There is in this world no more demoralizing climb than that vast heap of rotten rock and ice. It destroys men, not with the noble counterstrokes of an Eigerwand or a Nanga Parbat, but by eroding a man's nerve and body until he is a staggering, whimpering maniac. No single stretch of the hill is particularly difficult, or even interesting in the Alpine sense. It is no exaggeration to say that any athletic layman could handle any given thousand feet of it, if properly equipped and conditioned to the thin air. But Aconcagua rises thousands upon thousands of feet, and one climbs hour after hour up through shale and ragged rock, through moraine and crevassed glacier, day upon day, with no sense of accomplishment, with no feeling that the summit is nearing. And time and again, the flash storms that twist around the peaks pin the climbers down for who knows how long. Maybe forever. And still that pile of garbage left from the Creation goes on and upward.

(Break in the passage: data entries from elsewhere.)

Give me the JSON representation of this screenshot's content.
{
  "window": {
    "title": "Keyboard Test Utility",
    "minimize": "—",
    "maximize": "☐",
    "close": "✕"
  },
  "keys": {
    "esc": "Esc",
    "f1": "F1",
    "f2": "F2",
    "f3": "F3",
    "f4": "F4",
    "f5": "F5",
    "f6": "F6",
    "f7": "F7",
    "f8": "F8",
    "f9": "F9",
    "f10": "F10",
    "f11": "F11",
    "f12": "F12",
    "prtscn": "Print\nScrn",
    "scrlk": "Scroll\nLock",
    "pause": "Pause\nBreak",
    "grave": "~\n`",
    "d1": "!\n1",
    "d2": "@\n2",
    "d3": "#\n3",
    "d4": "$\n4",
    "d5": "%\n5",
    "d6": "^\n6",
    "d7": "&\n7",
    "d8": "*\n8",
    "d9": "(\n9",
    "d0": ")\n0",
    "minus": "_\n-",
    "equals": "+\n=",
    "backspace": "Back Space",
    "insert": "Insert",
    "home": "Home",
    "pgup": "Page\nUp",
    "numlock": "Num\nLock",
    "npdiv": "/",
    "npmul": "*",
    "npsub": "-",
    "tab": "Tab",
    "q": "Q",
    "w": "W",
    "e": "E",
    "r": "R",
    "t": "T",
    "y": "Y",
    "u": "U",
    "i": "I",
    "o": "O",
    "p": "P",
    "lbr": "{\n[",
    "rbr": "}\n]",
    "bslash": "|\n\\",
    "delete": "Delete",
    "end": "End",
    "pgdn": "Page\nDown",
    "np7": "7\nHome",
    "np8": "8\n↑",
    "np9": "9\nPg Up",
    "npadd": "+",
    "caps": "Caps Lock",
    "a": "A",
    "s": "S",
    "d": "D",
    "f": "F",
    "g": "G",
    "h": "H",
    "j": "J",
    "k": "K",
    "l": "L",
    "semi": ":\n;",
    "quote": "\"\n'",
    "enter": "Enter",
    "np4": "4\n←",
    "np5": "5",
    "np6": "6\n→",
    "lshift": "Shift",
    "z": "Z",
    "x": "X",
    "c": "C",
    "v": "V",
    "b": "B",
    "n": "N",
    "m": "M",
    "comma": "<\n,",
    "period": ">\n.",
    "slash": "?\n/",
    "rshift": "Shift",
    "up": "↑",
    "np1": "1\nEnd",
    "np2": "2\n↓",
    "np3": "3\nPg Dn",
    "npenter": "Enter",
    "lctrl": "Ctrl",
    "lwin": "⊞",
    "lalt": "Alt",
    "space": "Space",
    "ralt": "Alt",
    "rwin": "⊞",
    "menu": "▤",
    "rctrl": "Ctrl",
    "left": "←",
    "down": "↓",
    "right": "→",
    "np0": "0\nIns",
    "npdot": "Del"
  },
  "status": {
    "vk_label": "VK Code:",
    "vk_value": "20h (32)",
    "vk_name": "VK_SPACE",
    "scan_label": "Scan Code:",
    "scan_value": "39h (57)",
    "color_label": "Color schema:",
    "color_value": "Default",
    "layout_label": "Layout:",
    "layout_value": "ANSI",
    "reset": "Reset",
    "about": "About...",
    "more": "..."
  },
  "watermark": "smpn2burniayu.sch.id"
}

Within three thousand feet of the summit, one of the Germans gave in, demoralized with mountain sickness and the bone-deep cold. "What's the use?" he asked. "It really doesn't matter." They all knew what he meant. So slight is the technical challenge of the Aconcagua that it is less a cachet to a climber's career than an avowal of the latent death wish that drives so many of them up.
But no bitch-kitty of a hill was going to stop Big Ben! And it was unthinkable that Jonathan could let him go it alone. It was decided that the Germans would stay where they were and try to improve the camp to receive the new summit team when they staggered back.